Still, the Wards didn’t quit. Instead of a new building, they started Ward Laboratories in a three-bay garage in November 1983. Ward, Jolene, and one employee began the business by testing 2,200 soil samples themselves. They moved to a 3,500 square foot lab in 1984. There, Jolene and Ward had one full-time employee and added one half-time staff member.

“In 1984, we ran 16,000 samples. So, we survived,” Ward said.

They would punch data into the computer. It was back when they used the track drive paper. They tore the results off, signed every sheet, stuffed them in envelopes and took them to the mail.

“We tried to achieve a one-day turnaround on everything. It was all about providing service to the people,” he said.

Banker Ron Bielenberg came to visit the building in 1988 and recommended building their own lab building. They moved into the original 6,000 square foot building in January 1989 and added another 9,200 square feet in 2000. Today the lab spans 36,000 square feet and employs about 50 people full time.”

In 2021, holding true to their dedication of serving each and every customer, Ward Labs tested 447,000 soil, feed, plant, water and manure samples. They have hosted thousands of visitors to throughout the years at the lab and the Ward family farm outside Western, Nebraska, where the story began and continues to this day.

“In 1991, on our farm at Western, we had no corn yield. It grew up tall and got drier than heck. We were conventionally tilling. That is when I got convinced to no-till farm,” Ward said. “In 1992, I told my nephew. He said he had to disc it all level before we could start. I thought we were going to save water, and we did with no-till. But then I began to notice the land with the residue had far less erosion. It made me realize the cover crops, rotating crops, and no-till was all impacting the soil health.”

All of this frontline experience, touching the soil as a farmer himself, and touching thousands upon thousands of samples was combined with 25 years teaching agronomy at the University of Nebraska-Kearney.

Visibly emotional as he told this story, Ward talked about one of his former students he ran into coming out of a meeting at a no-till conference:

“‘I was in your class,’ my former student said. ‘I went home and talked to dad about my professor teaching us about no-till farming.’ His dad asked him, ‘What does your professor know about it?’ But this student kept telling his dad what he was learning.
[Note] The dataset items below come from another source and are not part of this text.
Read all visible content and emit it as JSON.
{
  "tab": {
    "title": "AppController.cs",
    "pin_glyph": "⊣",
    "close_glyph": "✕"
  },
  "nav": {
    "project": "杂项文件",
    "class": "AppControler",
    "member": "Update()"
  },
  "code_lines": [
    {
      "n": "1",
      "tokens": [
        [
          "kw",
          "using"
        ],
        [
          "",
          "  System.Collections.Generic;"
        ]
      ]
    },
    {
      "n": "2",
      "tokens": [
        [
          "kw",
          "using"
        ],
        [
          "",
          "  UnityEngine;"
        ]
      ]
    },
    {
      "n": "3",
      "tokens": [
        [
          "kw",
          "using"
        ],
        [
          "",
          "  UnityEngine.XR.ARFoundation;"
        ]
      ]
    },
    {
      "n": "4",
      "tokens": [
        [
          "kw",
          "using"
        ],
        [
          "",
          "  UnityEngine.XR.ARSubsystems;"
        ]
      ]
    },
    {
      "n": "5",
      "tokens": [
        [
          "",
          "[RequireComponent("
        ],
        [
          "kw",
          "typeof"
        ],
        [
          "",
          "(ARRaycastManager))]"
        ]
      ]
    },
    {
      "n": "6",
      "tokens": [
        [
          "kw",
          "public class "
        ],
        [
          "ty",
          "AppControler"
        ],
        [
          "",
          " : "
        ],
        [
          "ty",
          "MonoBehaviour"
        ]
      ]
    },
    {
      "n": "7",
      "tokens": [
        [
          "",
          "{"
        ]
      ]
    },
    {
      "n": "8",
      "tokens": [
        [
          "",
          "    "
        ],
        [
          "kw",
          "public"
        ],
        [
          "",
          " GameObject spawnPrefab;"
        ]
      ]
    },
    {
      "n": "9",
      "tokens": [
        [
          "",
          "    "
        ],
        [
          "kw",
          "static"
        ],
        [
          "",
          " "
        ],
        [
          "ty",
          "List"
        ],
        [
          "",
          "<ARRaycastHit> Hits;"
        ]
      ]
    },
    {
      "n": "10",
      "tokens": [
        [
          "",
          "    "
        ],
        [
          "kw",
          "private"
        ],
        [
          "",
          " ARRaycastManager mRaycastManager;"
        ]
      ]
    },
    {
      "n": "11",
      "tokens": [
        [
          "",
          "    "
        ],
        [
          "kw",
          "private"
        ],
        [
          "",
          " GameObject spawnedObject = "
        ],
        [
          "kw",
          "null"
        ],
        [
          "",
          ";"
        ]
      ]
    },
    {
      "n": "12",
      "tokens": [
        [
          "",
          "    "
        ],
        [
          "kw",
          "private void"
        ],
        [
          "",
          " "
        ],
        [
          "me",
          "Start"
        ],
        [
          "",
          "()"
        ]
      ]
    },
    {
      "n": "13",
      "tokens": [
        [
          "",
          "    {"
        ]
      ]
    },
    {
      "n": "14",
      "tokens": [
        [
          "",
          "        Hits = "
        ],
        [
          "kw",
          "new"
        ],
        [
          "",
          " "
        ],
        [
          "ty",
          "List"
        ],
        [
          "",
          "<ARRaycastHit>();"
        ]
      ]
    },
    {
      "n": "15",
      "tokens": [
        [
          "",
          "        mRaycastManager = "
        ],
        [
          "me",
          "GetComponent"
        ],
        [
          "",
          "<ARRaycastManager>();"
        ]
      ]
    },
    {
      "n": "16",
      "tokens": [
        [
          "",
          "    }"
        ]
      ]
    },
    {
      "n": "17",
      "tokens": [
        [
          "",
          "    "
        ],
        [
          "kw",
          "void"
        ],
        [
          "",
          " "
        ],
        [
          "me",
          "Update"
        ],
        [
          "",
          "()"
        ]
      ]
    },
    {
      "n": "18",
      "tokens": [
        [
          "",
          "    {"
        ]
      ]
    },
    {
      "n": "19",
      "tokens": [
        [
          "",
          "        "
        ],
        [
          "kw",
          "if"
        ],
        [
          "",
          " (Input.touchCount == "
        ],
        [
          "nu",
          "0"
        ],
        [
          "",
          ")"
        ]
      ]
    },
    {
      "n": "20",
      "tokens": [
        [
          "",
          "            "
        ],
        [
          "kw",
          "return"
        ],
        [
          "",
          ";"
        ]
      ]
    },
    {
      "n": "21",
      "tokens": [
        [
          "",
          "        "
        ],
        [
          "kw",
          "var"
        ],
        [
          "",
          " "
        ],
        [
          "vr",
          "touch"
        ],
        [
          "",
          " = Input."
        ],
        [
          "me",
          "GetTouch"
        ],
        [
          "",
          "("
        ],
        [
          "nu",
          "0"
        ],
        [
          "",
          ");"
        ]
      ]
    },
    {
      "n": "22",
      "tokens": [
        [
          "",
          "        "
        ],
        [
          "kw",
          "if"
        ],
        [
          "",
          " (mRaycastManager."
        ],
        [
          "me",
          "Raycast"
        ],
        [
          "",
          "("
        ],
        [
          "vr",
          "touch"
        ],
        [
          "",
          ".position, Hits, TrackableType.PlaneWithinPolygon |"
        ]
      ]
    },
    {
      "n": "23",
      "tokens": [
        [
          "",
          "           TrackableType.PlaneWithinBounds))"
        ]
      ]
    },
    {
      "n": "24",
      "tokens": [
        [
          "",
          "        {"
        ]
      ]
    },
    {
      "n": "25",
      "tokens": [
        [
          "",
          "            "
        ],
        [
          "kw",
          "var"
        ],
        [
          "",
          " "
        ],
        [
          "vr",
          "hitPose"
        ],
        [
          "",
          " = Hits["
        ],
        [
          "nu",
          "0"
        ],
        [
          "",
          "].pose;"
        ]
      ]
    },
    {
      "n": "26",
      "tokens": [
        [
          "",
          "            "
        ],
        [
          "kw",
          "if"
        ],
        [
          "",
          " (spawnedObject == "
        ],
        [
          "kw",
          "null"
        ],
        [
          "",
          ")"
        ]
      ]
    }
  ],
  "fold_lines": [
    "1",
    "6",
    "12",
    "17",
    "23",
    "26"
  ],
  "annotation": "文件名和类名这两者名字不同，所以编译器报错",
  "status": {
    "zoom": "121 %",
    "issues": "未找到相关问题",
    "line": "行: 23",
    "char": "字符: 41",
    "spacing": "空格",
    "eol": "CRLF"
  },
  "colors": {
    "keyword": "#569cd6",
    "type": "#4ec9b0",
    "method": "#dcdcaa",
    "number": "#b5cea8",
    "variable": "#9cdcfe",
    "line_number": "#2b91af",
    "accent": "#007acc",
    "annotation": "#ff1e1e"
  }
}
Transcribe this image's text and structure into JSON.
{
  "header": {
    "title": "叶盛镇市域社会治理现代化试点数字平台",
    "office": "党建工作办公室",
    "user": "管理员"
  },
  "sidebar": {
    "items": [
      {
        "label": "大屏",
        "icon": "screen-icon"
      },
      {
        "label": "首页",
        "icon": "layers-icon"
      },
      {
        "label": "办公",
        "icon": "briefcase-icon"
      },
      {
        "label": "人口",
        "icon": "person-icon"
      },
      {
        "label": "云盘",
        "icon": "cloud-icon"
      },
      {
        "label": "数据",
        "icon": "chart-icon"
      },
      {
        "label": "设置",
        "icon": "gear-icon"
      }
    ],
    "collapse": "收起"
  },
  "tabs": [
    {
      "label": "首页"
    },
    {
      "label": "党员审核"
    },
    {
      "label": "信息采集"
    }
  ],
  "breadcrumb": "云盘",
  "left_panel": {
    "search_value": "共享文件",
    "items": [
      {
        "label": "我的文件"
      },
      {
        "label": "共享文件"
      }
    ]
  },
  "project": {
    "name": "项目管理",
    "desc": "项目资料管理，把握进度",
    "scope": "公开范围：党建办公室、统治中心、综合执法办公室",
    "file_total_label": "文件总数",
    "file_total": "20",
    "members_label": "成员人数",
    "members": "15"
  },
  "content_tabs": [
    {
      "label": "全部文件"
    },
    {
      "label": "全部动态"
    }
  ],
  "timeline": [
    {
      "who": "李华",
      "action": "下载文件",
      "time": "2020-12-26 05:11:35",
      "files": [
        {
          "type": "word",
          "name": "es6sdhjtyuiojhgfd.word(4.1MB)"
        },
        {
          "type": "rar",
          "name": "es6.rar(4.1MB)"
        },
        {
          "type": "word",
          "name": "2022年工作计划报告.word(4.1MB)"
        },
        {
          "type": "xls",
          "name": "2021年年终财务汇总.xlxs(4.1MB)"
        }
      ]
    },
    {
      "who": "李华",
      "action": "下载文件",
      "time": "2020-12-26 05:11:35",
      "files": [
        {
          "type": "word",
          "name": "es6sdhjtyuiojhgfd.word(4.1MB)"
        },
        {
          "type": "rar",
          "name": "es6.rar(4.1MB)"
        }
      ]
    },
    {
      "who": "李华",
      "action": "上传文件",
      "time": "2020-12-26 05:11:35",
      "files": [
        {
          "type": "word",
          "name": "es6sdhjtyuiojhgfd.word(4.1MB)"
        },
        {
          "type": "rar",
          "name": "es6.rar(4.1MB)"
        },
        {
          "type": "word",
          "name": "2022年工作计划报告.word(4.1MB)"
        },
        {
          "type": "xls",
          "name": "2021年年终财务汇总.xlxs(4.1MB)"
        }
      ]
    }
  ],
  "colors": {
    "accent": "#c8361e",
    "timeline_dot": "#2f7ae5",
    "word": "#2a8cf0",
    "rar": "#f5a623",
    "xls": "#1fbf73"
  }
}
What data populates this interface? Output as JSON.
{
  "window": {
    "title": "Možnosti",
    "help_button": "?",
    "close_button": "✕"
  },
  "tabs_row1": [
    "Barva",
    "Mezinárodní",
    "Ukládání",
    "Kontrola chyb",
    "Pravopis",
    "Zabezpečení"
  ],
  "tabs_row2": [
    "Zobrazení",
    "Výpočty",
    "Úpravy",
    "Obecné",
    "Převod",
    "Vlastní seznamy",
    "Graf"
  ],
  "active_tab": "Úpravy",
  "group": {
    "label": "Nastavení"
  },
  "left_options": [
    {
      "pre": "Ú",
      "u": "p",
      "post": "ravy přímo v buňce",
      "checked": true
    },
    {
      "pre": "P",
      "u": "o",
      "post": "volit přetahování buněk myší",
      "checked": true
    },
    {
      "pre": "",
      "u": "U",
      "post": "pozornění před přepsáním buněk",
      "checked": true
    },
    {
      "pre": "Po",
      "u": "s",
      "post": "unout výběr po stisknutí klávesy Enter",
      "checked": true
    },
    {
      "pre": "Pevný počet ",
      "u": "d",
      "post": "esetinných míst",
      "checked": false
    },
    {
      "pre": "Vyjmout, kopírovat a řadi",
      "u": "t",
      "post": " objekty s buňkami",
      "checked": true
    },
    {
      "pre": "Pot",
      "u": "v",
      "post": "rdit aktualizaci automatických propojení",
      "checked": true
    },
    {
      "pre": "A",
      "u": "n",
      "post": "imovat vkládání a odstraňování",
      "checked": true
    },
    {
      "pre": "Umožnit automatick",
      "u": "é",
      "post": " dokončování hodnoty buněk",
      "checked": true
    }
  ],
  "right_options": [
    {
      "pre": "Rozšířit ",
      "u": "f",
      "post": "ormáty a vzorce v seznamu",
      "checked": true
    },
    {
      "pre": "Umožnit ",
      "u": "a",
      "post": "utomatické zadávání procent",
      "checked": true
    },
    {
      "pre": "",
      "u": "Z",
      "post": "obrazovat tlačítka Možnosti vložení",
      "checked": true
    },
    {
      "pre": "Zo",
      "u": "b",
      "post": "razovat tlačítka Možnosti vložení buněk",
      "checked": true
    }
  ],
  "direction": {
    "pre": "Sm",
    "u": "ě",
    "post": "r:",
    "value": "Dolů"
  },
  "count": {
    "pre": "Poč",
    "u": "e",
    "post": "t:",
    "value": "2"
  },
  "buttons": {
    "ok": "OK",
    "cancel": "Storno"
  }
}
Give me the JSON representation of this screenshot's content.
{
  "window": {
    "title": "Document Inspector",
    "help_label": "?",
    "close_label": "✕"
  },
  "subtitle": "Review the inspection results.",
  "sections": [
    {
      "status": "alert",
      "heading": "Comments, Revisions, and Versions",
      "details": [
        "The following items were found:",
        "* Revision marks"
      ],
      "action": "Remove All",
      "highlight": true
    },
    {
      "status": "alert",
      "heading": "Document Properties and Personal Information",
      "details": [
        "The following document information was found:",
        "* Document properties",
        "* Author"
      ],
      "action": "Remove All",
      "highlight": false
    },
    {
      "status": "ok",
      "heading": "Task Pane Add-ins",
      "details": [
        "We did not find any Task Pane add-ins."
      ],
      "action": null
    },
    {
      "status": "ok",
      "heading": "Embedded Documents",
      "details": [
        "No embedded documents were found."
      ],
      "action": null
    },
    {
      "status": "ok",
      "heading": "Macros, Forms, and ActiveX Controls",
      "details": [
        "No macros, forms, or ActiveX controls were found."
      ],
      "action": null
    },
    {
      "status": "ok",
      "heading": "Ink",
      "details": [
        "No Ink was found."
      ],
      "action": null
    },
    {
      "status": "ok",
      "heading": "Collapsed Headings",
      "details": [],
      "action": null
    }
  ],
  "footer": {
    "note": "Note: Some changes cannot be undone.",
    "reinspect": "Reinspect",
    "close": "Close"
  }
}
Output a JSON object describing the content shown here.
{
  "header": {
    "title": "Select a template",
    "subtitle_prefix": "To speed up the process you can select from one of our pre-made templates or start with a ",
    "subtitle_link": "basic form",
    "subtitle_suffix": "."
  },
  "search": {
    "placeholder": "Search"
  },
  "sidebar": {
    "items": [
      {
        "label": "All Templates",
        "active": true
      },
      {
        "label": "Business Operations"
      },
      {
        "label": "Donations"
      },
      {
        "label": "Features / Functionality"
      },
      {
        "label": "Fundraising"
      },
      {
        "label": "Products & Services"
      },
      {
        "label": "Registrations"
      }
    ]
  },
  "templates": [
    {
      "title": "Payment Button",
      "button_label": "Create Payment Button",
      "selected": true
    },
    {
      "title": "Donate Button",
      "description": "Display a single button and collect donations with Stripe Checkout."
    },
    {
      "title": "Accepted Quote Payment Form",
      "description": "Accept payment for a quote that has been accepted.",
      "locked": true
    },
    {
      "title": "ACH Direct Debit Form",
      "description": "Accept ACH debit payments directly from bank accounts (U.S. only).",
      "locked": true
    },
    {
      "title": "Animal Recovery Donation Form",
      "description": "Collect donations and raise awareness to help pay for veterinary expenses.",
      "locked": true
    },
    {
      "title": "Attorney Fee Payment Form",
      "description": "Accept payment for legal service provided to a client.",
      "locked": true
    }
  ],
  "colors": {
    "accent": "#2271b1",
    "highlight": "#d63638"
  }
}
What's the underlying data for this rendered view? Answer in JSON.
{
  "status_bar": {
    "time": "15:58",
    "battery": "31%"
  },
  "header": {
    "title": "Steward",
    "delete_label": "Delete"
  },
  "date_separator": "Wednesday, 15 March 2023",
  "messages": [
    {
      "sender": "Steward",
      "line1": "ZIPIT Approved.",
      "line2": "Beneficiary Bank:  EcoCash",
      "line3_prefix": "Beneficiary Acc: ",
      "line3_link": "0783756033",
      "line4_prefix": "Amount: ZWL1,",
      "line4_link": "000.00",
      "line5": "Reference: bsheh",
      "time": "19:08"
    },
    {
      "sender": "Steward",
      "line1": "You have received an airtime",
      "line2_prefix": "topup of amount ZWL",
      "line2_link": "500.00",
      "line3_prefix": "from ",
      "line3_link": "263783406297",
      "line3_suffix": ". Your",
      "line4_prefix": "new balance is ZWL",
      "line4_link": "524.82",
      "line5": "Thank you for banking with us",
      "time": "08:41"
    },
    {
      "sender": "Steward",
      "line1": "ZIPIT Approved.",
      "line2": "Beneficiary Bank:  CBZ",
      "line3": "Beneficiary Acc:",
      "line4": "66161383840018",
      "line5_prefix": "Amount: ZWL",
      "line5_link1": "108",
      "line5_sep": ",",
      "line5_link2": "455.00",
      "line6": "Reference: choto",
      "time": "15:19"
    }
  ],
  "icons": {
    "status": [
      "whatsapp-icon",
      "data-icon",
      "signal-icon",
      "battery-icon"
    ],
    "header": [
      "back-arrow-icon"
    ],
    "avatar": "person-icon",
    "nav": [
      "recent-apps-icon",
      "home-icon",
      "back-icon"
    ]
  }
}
Finally, he went home, and his dad told him, ‘We’re going to start no-tilling.’ That showed me if you educate people right, it will catch on.”

Seventy years later, the soil health movement is catching on. Ward is testament to that effort and shared this message in closing for the farmers and ranchers today and those to come: “The most important thing we can do is keep the soil for future generations. The neat thing is when I drive down the road there are people doing things differently. They are listening and trying things on their own.”

Motioning to the picture of his wife and grandchildren on his computer again, Ward said, “Farmers changing know this is what it’s all about.”